Madame [R] [D] sera également condamnée au paiement d’une indemnité d’occupation mensuelle pour la période courant du 1er mai 2025 à la date de la libération effective et définitive des lieux, l’arriéré pour la période du 26 novembre 2024 au mois avril 2025 étant déjà compris dans la somme provisoire octroyée.
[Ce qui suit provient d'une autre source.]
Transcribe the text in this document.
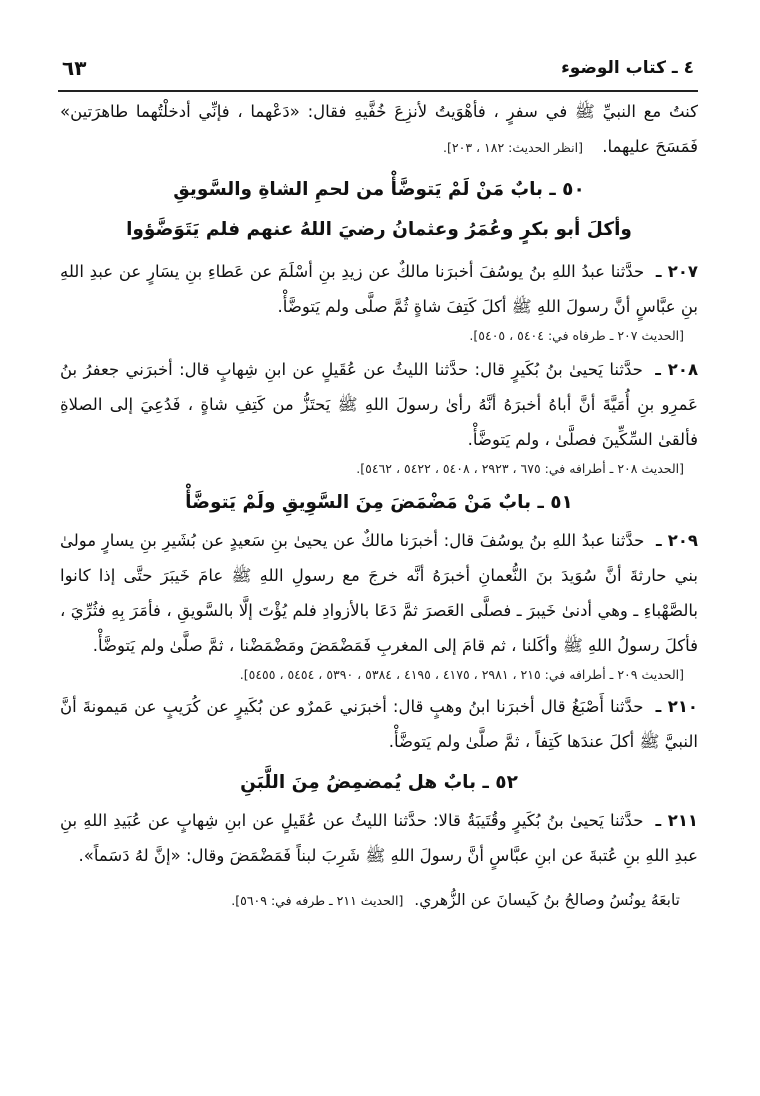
٤ ـ كتاب الوضوء
٦٣
كنتُ مع النبيِّ ﷺ في سفرٍ ، فأهْوَيتُ لأنزِعَ خُفَّيهِ فقال: «دَعْهما ، فإنِّي أدخلْتُهما طاهرَتين» فَمَسَحَ عليهما. [انظر الحديث: ١٨٢ ، ٢٠٣].
٥٠ ـ بابٌ مَنْ لَمْ يَتوضَّأْ من لحمِ الشاةِ والسَّويقِ
وأكلَ أبو بكرٍ وعُمَرُ وعثمانُ رضيَ اللهُ عنهم فلم يَتَوَضَّؤوا
٢٠٧ ـ حدَّثنا عبدُ اللهِ بنُ يوسُفَ أخبرَنا مالكٌ عن زيدِ بنِ أسْلَمَ عن عَطاءِ بنِ يسَارٍ عن عبدِ اللهِ بنِ عبَّاسٍ أنَّ رسولَ اللهِ ﷺ أكلَ كَتِفَ شاةٍ ثُمَّ صلَّى ولم يَتوضَّأْ.
[الحديث ٢٠٧ ـ طرفاه في: ٥٤٠٤ ، ٥٤٠٥].
٢٠٨ ـ حدَّثنا يَحيىٰ بنُ بُكَيرٍ قال: حدَّثنا الليثُ عن عُقَيلٍ عن ابنِ شِهابٍ قال: أخبرَني جعفرُ بنُ عَمرِو بنِ أُمَيَّةَ أنَّ أباهُ أخبرَهُ أنَّهُ رأىٰ رسولَ اللهِ ﷺ يَحتَزُّ من كَتِفِ شاةٍ ، فَدُعِيَ إلى الصلاةِ فألقىٰ السِّكِّينَ فصلَّىٰ ، ولم يَتوضَّأْ.
[الحديث ٢٠٨ ـ أطرافه في: ٦٧٥ ، ٢٩٢٣ ، ٥٤٠٨ ، ٥٤٢٢ ، ٥٤٦٢].
٥١ ـ بابٌ مَنْ مَضْمَضَ مِنَ السَّوِيقِ ولَمْ يَتوضَّأْ
٢٠٩ ـ حدَّثنا عبدُ اللهِ بنُ يوسُفَ قال: أخبرَنا مالكٌ عن يحيىٰ بنِ سَعيدٍ عن بُشَيرِ بنِ يسارٍ مولىٰ بني حارثةَ أنَّ سُوَيدَ بنَ النُّعمانِ أخبرَهُ أنَّه خرجَ مع رسولِ اللهِ ﷺ عامَ خَيبَرَ حتَّى إذا كانوا بالصَّهْباءِ ـ وهي أدنىٰ خَيبرَ ـ فصلَّى العَصرَ ثمَّ دَعَا بالأزوادِ فلم يُؤْتَ إلَّا بالسَّويقِ ، فأمَرَ بِهِ فثُرِّيَ ، فأكلَ رسولُ اللهِ ﷺ وأكَلنا ، ثم قامَ إلى المغربِ فَمَضْمَضَ ومَضْمَضْنا ، ثمَّ صلَّىٰ ولم يَتوضَّأْ.
[الحديث ٢٠٩ ـ أطرافه في: ٢١٥ ، ٢٩٨١ ، ٤١٧٥ ، ٤١٩٥ ، ٥٣٨٤ ، ٥٣٩٠ ، ٥٤٥٤ ، ٥٤٥٥].
٢١٠ ـ حدَّثنا أَصْبَغُ قال أخبرَنا ابنُ وهبٍ قال: أخبرَني عَمرٌو عن بُكَيرٍ عن كُرَيبٍ عن مَيمونةَ أنَّ النبيَّ ﷺ أكلَ عندَها كَتِفاً ، ثمَّ صلَّىٰ ولم يَتوضَّأْ.
٥٢ ـ بابٌ هل يُمضمِضُ مِنَ اللَّبَنِ
٢١١ ـ حدَّثنا يَحيىٰ بنُ بُكَيرٍ وقُتَيبَةُ قالا: حدَّثنا الليثُ عن عُقَيلٍ عن ابنِ شِهابٍ عن عُبَيدِ اللهِ بنِ عبدِ اللهِ بنِ عُتبةَ عن ابنِ عبَّاسٍ أنَّ رسولَ اللهِ ﷺ شَرِبَ لبناً فَمَضْمَضَ وقال: «إنَّ لهُ دَسَماً».
تابعَهُ يونُسُ وصالحُ بنُ كَيسانَ عن الزُّهري. [الحديث ٢١١ ـ طرفه في: ٥٦٠٩].
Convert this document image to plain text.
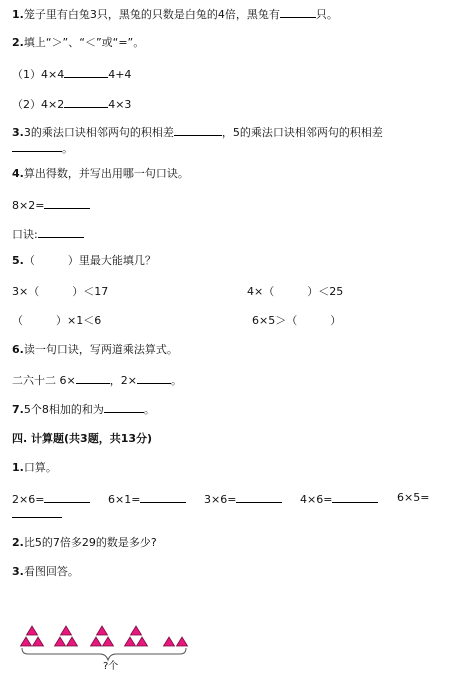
1.笼子里有白兔3只，黑兔的只数是白兔的4倍，黑兔有	只。
2.填上“＞”、“＜”或“=”。
（1）4×4	4+4
（2）4×2	4×3
3.3的乘法口诀相邻两句的积相差	，5的乘法口诀相邻两句的积相差
。
4.算出得数，并写出用哪一句口诀。
8×2=
口诀:
5.（　　　）里最大能填几？
3×（　　　）＜17	4×（　　　）＜25
（　　　）×1＜6	6×5＞（　　　）
6.读一句口诀，写两道乘法算式。
二六十二 6×	，2×	。
7.5个8相加的和为	。
四. 计算题(共3题，共13分)
1.口算。
2×6=	6×1=	3×6=	4×6=	6×5=
2.比5的7倍多29的数是多少?
3.看图回答。
?个
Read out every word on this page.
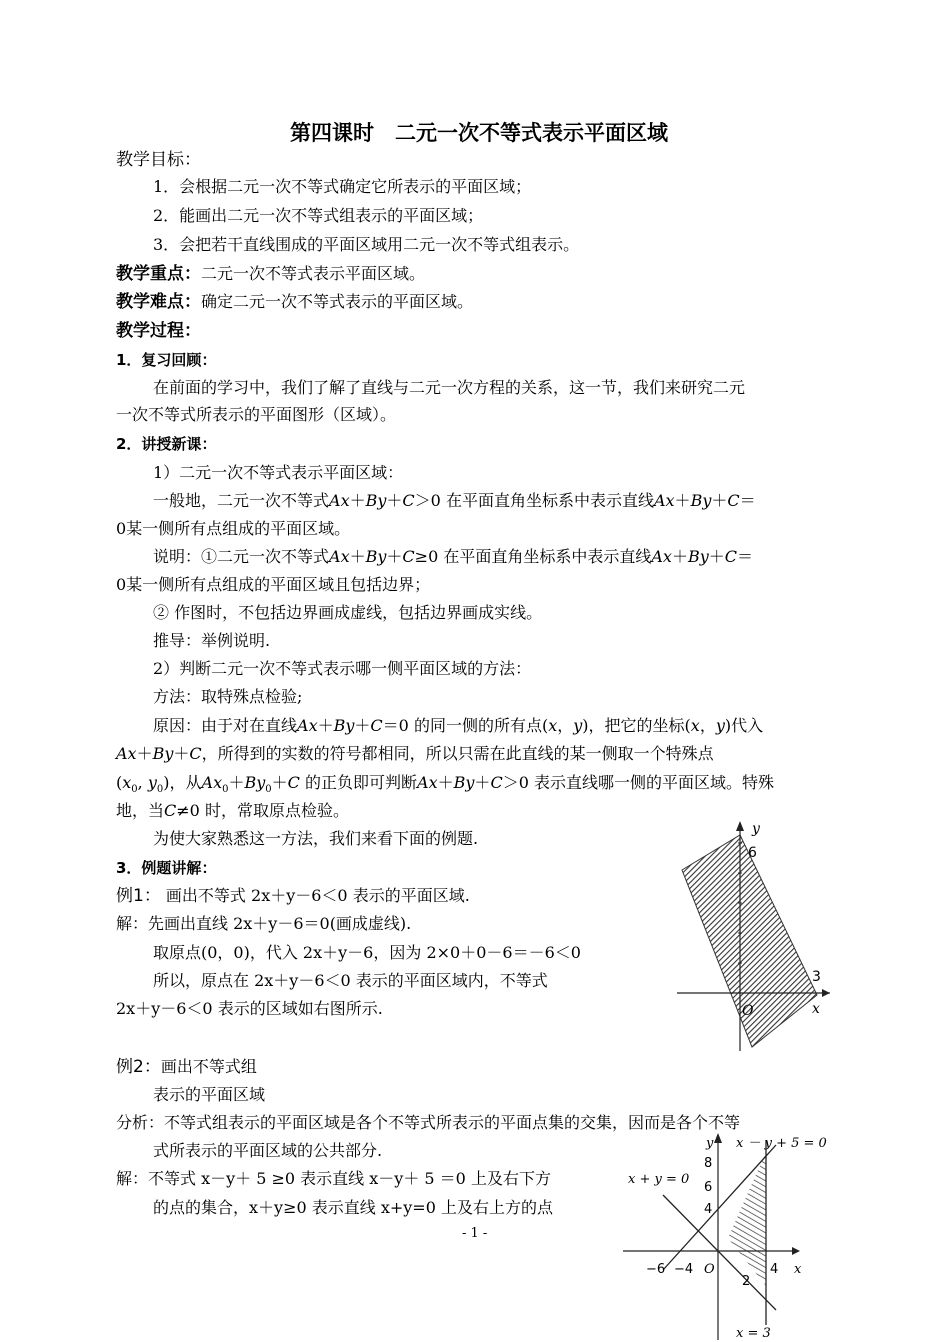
第四课时　二元一次不等式表示平面区域
教学目标：
1．会根据二元一次不等式确定它所表示的平面区域；
2．能画出二元一次不等式组表示的平面区域；
3．会把若干直线围成的平面区域用二元一次不等式组表示。
教学重点：二元一次不等式表示平面区域。
教学难点：确定二元一次不等式表示的平面区域。
教学过程：
1．复习回顾：
在前面的学习中，我们了解了直线与二元一次方程的关系，这一节，我们来研究二元
一次不等式所表示的平面图形（区域）。
2．讲授新课：
1）二元一次不等式表示平面区域：
一般地，二元一次不等式Ax＋By＋C＞0 在平面直角坐标系中表示直线Ax＋By＋C＝
0某一侧所有点组成的平面区域。
说明：①二元一次不等式Ax＋By＋C≥0 在平面直角坐标系中表示直线Ax＋By＋C＝
0某一侧所有点组成的平面区域且包括边界；
② 作图时，不包括边界画成虚线，包括边界画成实线。
推导：举例说明.
2）判断二元一次不等式表示哪一侧平面区域的方法：
方法：取特殊点检验;
原因：由于对在直线Ax＋By＋C＝0 的同一侧的所有点(x，y)，把它的坐标(x，y)代入
Ax＋By＋C，所得到的实数的符号都相同，所以只需在此直线的某一侧取一个特殊点
($x_0$, $y_0$)，从$Ax_0+By_0+C$ 的正负即可判断Ax＋By＋C＞0 表示直线哪一侧的平面区域。特殊
地，当C≠0 时，常取原点检验。
为使大家熟悉这一方法，我们来看下面的例题.
3．例题讲解：
例1： 画出不等式 2x＋y－6＜0 表示的平面区域.
解：先画出直线 2x＋y－6＝0(画成虚线).
取原点(0，0)，代入 2x＋y－6，因为 2×0＋0－6＝－6＜0
所以，原点在 2x＋y－6＜0 表示的平面区域内，不等式
2x＋y－6＜0 表示的区域如右图所示.
例2：画出不等式组
表示的平面区域
分析：不等式组表示的平面区域是各个不等式所表示的平面点集的交集，因而是各个不等
式所表示的平面区域的公共部分.
解：不等式 x－y＋ 5 ≥0 表示直线 x－y＋ 5 ＝0 上及右下方
的点的集合，x＋y≥0 表示直线 x+y=0 上及右上方的点
- 1 -
y
6
3
x
O
x － y + 5 = 0
x + y = 0
x = 3
y
8
6
4
2
−6 −4	4 x
O
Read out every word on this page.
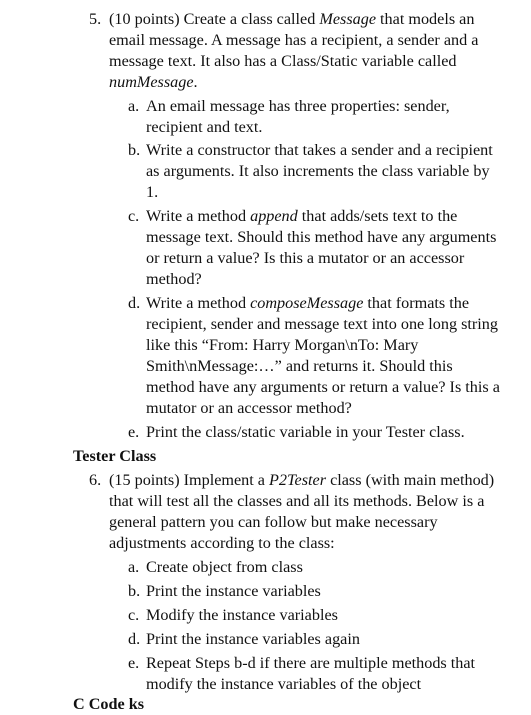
5. (10 points) Create a class called Message that models an
email message. A message has a recipient, a sender and a
message text. It also has a Class/Static variable called
numMessage.
a. An email message has three properties: sender,
recipient and text.
b. Write a constructor that takes a sender and a recipient
as arguments. It also increments the class variable by
1.
c. Write a method append that adds/sets text to the
message text. Should this method have any arguments
or return a value? Is this a mutator or an accessor
method?
d. Write a method composeMessage that formats the
recipient, sender and message text into one long string
like this “From: Harry Morgan\nTo: Mary
Smith\nMessage:…” and returns it. Should this
method have any arguments or return a value? Is this a
mutator or an accessor method?
e. Print the class/static variable in your Tester class.
Tester Class
6. (15 points) Implement a P2Tester class (with main method)
that will test all the classes and all its methods. Below is a
general pattern you can follow but make necessary
adjustments according to the class:
a. Create object from class
b. Print the instance variables
c. Modify the instance variables
d. Print the instance variables again
e. Repeat Steps b-d if there are multiple methods that
modify the instance variables of the object
C Code ks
Cette indemnité d’occupation mensuelle, visant à compenser et à indemniser l’occupation des lieux sans droit ni titre, sera fixée au montant résultant du loyer et des charges tel qu’il aurait été si le contrat s’était poursuivi.
V. SUR LES DEMANDES ACCESSOIRES
Madame [R] [D], partie perdante, supportera la charge des dépens, qui comprendront notamment le coût du commandement de payer, de l’assignation en référé et de sa notification à la préfecture.
L’équité commande de laisser à chacune des parties les frais qu’elle a avancé au titre de l’article 700 du code de procédure civile et de débouter Monsieur [F] [Y] et Madame [J] [N] épouse [Y] de leur demande à ce titre.
La présente décision est de plein droit exécutoire à titre provisoire.
PAR CES MOTIFS,
Le juge des contentieux de la protection statuant en référé, par mise à disposition au greffe, par ordonnance contradictoire et en premier ressort,
CONSTATONS que les conditions d’acquisition de la clause résolutoire figurant au bail conclu le 28 août 2020 entre Monsieur [F] [Y] et Madame [J] [N] épouse [Y], et Madame [R] [D] concernant un appartement à usage d’habitation n°H09, [Adresse 2], avec un emplacement de stationnement en sous-sol n°62, sont réunies à la date du 26 novembre 2024 ;
DEBOUTONS Madame [R] [D] de sa demande en délai de paiement et de suspension des effets de la clause résolutoire ;
ORDONNONS en conséquence à Madame [R] [D] de libérer les lieux et de restituer les clés ;
DISONS qu’à défaut pour Madame [R] [D] d’avoir volontairement libéré les lieux et restitué les clés, Monsieur [F] [Y] et Madame [J] [N] épouse [Y] pourront, deux mois après la signification d’un commandement de quitter les lieux, faire procéder à son expulsion ainsi qu’à celle de tous occupants de son chef, y compris le cas échéant avec le concours de la force publique ;
CONDAMNONS Madame [R] [D] à verser à Monsieur [F] [Y] et Madame [J] [N] épouse [Y], à titre provisionnel, la somme de 2.769,35 euros (décompte arrêté au 04 avril 2025, comprenant les loyers, charges et indemnités d’occupation impayés jusqu’à l’échéance du mois d’avril 2025 comprise), avec les intérêts au taux légal à compter de la présente ordonnance pour le surplus ;
CONDAMNONS Madame [R] [D] à payer à Monsieur [F] [Y] et Madame [J] [N] épouse [Y] à titre provisionnel une indemnité d’occupation mensuelle à compter du 1er mai 2025 et jusqu’à la date de la libération définitive des lieux et la restitution des clés ;
FIXONS cette indemnité mensuelle d’occupation au montant du loyer et des charges, calculés tels que si le contrat s’était poursuivi ;
DEBOUTONS Monsieur [F] [Y] et Madame [J] [N] épouse [Y] de leur demande au titre de l’article 700 du code de procédure civile ;
CONDAMNONS Madame [R] [D] aux dépens, qui comprendront notamment le coût du commandement de payer, de l’assignation et de sa notification à la préfecture ;
RAPPELONS que la présente ordonnance est de plein droit exécutoire à titre provisoire.